For anybody with enough experience between the Nikons 16-85mm vr and 18-200mm vr to make the call, which do you prefer? I know, I know, they are two different lenses with different capabilities and thus different expectations. But maybe the pros and cons between the two, in your opinion, leave you with one clear preference. Really, if your lense budget would allow for both, you probably would not buy both, possibly neither. What do ya think?


----------



## passerby (Apr 21, 2008)

basserdan said:


> For anybody with enough experience between the Nikons 16-85mm vr and 18-200mm vr to make the call, which do you prefer?


 
I think it is very early to encounter someone who has both lenses at this time except for those professional reviewers. I have came across a guy on the net who claimed in owning the 18-200mm vr and the 18-70mm.

Anyway. Without experiencing any of them I think I would choose the 18-200 vr. They almost cost the same but, yeah but from 85mm to 200mm is really long walk uphill. I am talking about versatile walk around lens here, not for the pixel peepers.


----------



## notelliot (Apr 22, 2008)

don't buy either. buy a used 85/1.8 and the 18-70.


----------



## shivaswrath (Apr 23, 2008)

i have heard the 16-85 performs a little better esp with the VR2


----------



## dEARlEADER (Apr 23, 2008)

You should mention what your style is...... what is it you like to shoot?

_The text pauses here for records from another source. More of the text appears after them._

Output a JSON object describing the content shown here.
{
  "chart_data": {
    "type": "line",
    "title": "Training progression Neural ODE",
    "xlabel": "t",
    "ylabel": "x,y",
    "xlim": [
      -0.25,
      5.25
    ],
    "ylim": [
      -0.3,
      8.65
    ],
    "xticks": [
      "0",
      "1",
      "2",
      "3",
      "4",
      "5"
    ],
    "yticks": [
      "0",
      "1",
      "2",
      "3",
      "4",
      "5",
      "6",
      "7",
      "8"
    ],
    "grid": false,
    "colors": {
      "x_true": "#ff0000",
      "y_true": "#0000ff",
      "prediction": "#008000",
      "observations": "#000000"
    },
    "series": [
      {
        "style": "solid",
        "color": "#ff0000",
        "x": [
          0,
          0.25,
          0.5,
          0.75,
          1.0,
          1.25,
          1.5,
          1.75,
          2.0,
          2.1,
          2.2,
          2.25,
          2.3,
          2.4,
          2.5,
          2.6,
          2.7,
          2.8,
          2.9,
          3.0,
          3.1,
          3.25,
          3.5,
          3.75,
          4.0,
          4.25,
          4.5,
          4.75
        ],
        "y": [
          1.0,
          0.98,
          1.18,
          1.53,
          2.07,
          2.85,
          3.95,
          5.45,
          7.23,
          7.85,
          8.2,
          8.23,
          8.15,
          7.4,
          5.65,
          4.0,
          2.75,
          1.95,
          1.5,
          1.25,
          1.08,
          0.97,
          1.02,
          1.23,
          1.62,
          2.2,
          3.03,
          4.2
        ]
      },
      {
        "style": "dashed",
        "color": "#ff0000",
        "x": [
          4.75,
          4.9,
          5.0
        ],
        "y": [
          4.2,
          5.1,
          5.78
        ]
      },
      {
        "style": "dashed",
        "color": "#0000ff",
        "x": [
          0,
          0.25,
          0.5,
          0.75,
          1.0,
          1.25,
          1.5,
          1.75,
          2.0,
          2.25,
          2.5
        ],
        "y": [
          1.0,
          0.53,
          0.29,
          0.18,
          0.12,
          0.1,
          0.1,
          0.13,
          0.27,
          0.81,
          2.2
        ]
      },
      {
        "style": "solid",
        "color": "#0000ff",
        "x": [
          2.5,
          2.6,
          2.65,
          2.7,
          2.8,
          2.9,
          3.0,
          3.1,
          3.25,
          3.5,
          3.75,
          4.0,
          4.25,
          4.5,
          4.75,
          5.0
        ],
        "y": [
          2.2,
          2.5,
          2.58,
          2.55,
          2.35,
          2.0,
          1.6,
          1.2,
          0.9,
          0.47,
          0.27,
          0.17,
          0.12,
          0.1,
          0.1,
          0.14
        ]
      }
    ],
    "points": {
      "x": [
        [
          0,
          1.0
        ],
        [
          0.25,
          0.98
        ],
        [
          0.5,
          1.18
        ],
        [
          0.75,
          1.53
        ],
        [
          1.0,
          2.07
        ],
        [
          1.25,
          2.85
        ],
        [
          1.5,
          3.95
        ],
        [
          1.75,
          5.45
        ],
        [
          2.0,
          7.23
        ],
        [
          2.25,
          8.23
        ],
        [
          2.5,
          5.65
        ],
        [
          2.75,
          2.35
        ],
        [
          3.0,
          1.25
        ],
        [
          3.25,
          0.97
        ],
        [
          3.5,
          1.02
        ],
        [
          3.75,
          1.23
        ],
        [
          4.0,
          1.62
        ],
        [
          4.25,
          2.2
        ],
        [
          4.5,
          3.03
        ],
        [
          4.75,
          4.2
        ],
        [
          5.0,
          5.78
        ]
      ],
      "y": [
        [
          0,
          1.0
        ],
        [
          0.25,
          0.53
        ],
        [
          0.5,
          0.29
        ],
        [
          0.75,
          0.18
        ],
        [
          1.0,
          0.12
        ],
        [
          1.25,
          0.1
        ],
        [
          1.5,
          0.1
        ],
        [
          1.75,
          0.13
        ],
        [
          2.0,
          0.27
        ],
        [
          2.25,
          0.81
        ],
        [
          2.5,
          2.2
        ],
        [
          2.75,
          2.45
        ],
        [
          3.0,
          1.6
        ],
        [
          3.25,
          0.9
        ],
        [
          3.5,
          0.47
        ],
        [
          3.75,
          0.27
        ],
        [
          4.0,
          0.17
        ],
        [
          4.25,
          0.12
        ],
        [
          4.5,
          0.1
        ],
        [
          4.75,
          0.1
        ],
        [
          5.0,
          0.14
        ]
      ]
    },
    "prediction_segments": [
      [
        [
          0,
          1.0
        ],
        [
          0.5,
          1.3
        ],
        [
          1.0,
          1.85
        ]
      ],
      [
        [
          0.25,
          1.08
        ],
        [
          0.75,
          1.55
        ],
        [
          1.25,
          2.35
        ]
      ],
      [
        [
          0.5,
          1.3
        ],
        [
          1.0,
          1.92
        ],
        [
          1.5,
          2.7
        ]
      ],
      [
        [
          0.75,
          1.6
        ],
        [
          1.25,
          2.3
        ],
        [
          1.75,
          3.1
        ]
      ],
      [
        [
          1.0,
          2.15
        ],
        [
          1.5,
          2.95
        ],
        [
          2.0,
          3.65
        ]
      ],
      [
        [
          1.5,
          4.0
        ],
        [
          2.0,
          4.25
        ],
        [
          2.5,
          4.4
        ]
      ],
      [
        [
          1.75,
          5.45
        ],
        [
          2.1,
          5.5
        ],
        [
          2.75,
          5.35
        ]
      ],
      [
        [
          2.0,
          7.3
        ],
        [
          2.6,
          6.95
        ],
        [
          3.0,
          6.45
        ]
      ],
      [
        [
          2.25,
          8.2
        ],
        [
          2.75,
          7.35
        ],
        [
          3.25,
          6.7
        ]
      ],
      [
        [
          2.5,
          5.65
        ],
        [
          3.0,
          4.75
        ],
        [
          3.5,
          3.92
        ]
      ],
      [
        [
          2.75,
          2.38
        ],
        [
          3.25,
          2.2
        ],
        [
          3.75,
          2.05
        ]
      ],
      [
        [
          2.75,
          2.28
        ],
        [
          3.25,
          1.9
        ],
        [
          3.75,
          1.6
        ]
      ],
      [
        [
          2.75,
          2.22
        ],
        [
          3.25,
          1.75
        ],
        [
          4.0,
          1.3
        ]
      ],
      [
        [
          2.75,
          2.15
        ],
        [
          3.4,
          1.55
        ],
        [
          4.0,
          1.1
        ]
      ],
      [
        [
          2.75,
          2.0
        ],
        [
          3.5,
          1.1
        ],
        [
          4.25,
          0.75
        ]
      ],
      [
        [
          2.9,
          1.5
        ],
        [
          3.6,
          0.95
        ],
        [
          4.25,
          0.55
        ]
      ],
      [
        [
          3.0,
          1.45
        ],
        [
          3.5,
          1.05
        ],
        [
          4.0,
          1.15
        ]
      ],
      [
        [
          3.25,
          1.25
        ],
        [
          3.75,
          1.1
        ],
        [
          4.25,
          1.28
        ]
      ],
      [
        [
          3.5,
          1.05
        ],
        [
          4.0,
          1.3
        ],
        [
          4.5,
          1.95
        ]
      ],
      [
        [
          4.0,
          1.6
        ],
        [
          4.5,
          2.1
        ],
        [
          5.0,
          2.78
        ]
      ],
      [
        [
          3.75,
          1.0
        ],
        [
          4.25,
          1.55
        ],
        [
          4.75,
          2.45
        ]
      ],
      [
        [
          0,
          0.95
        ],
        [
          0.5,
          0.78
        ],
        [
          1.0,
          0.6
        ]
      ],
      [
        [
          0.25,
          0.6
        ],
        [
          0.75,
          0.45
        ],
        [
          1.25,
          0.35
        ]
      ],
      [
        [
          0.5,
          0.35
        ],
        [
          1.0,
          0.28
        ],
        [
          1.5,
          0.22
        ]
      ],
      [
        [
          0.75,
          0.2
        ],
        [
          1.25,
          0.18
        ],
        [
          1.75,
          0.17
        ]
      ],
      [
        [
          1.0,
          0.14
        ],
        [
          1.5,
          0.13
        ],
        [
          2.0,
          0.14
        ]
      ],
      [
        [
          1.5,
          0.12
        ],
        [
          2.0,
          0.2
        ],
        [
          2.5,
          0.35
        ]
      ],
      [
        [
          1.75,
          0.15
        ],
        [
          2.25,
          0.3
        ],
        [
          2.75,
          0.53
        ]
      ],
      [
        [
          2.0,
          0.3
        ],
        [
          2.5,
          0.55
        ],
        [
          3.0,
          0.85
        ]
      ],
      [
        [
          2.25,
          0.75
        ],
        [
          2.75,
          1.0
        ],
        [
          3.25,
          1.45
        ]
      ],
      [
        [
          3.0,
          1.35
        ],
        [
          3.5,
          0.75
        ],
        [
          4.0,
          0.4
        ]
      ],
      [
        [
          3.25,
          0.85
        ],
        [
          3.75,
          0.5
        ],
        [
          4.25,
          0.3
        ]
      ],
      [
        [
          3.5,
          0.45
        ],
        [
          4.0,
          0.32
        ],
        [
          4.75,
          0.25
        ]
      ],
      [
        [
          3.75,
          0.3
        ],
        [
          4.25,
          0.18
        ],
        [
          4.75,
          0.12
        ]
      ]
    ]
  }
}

If ur planning on shooting beyond 85mm then the 18 - 200 wins...


----------



## Socrates (Apr 23, 2008)

shivaswrath said:


> i have heard the 16-85 performs a little better esp with the VR2


The 18-200 is also VR2.


----------



## JIP (Apr 23, 2008)

I guess it depends on what is important to you.  If you are looking for image quality go for the 16-85 if you are looking for convenience at the expense of image quality by all means go for the 18-200.


Could you have predicted this answer Soc???


----------



## keith204 (Apr 23, 2008)

I'd buy neither, and look into a Tamron 17-50 f/2.8 and possibly a decent tele.  17-50 is really a good walkaround range.


----------



## AlexColeman (Dec 19, 2008)

Well, I have heard rumors that the 16-85 doesn't perform as well as the 200, at focal lengths such as 115 and 170...just pointing out.


----------



## reg (Dec 19, 2008)

Well, I have heard rumors that this thread has been dead since April.... just pointing out.


----------



## Garbz (Dec 21, 2008)

:er:


----------